Applications, Limits & Misconceptions
SM-102 is a cornerstone in mRNA vaccine development, supporting both prophylactic and therapeutic platforms. It is used in research and preclinical workflows for vaccine and gene therapy development. However, optimal delivery efficiency depends on formulation ratios, mRNA construct, and administration route. Recent literature explores predictive modeling to further improve LNP performance (see this workflow guide — this article advances the discussion with atomic claims and direct evidence integration).
Common Pitfalls or Misconceptions
- SM-102 is not water- or DMSO-soluble: Attempting to dissolve SM-102 in aqueous or DMSO-based buffers results in precipitation and formulation failure (APExBIO).
- Long-term storage of SM-102 solutions is not recommended: Degradation and loss of activity may occur; store the dry compound at -20°C (APExBIO).

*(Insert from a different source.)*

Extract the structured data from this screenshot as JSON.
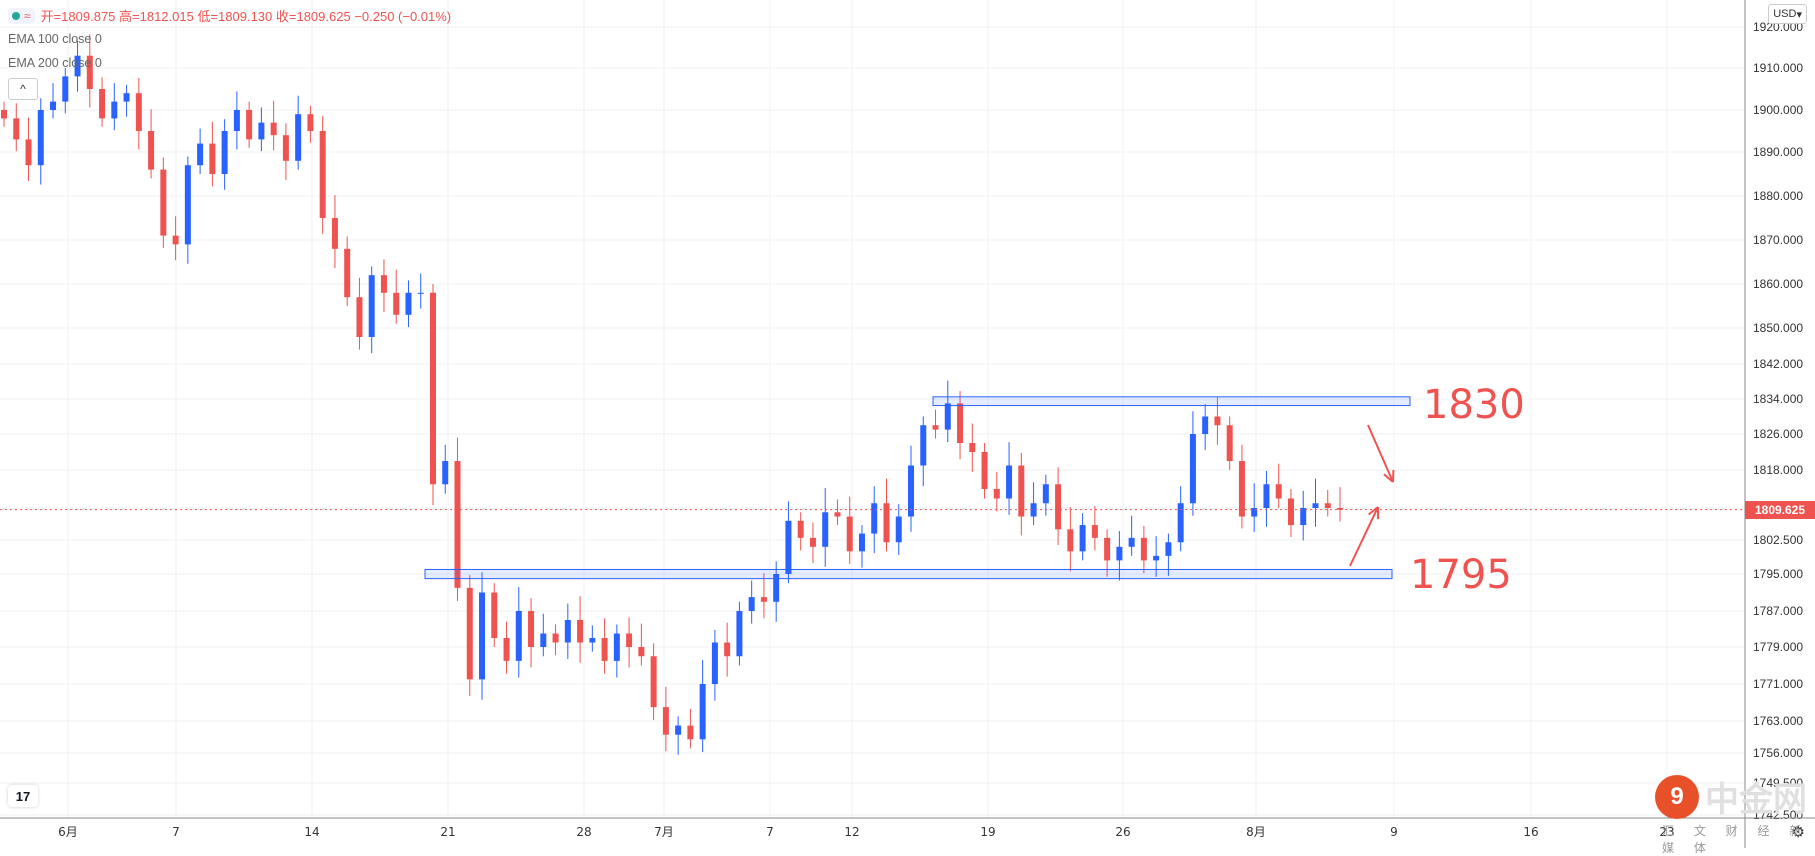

- SM-102 is not interchangeable with all ionizable lipids: Performance varies by structure and formulation; MC3 may outperform SM-102 in certain animal models (Wang et al. 2022).
- SM-102 does not confer biological activity on its own: Its function is as a carrier and delivery facilitator, not as an active pharmacological agent.
- Improper ratio with helper/PEG lipids reduces LNP efficacy: Each component’s molar fraction must be empirically optimized for each mRNA application (see predictive modeling discussion — this article provides additional mechanistic clarity).
Workflow Integration & Parameters
For laboratory use, SM-102 is provided by APExBIO at ≥98% purity (SM-102 product page). Researchers should dissolve the compound in ethanol at concentrations up to 175.8 mg/mL for stock solutions. LNP assembly typically follows a microfluidic mixing protocol with defined ratios of SM-102, cholesterol, DSPC, and PEG-lipid. Storage at -20°C is required for stability. Shipping is performed on blue ice for small molecules to maintain integrity. For predictive optimization of LNPs, machine learning algorithms (e.g., LightGBM) have demonstrated accurate modeling of LNP structure-activity relationships (Wang et al. 2022). Complementary guides offer troubleshooting and advanced design parameters (see this workflow enhancement article — the present article adds atomic-level specifications and pitfalls for SM-102 use).
Conclusion & Outlook
SM-102 remains a foundational lipid for mRNA delivery in LNP systems, validated by peer-reviewed experimental and computational studies. Its defined physicochemical properties and mechanistic role in endosomal escape underpin its widespread adoption in mRNA vaccine research. Ongoing advances in predictive modeling, workflow standardization, and formulation optimization continue to expand the translational potential of SM-102-based LNPs. For complete product specifications, refer to the APExBIO SM-102 page. This article updates and contextualizes previous reports by delivering atomic, structured, and evidence-backed claims on SM-102 for the scientific and informatics community (compare with atomic insights article — here, claims are matched directly to published benchmarks).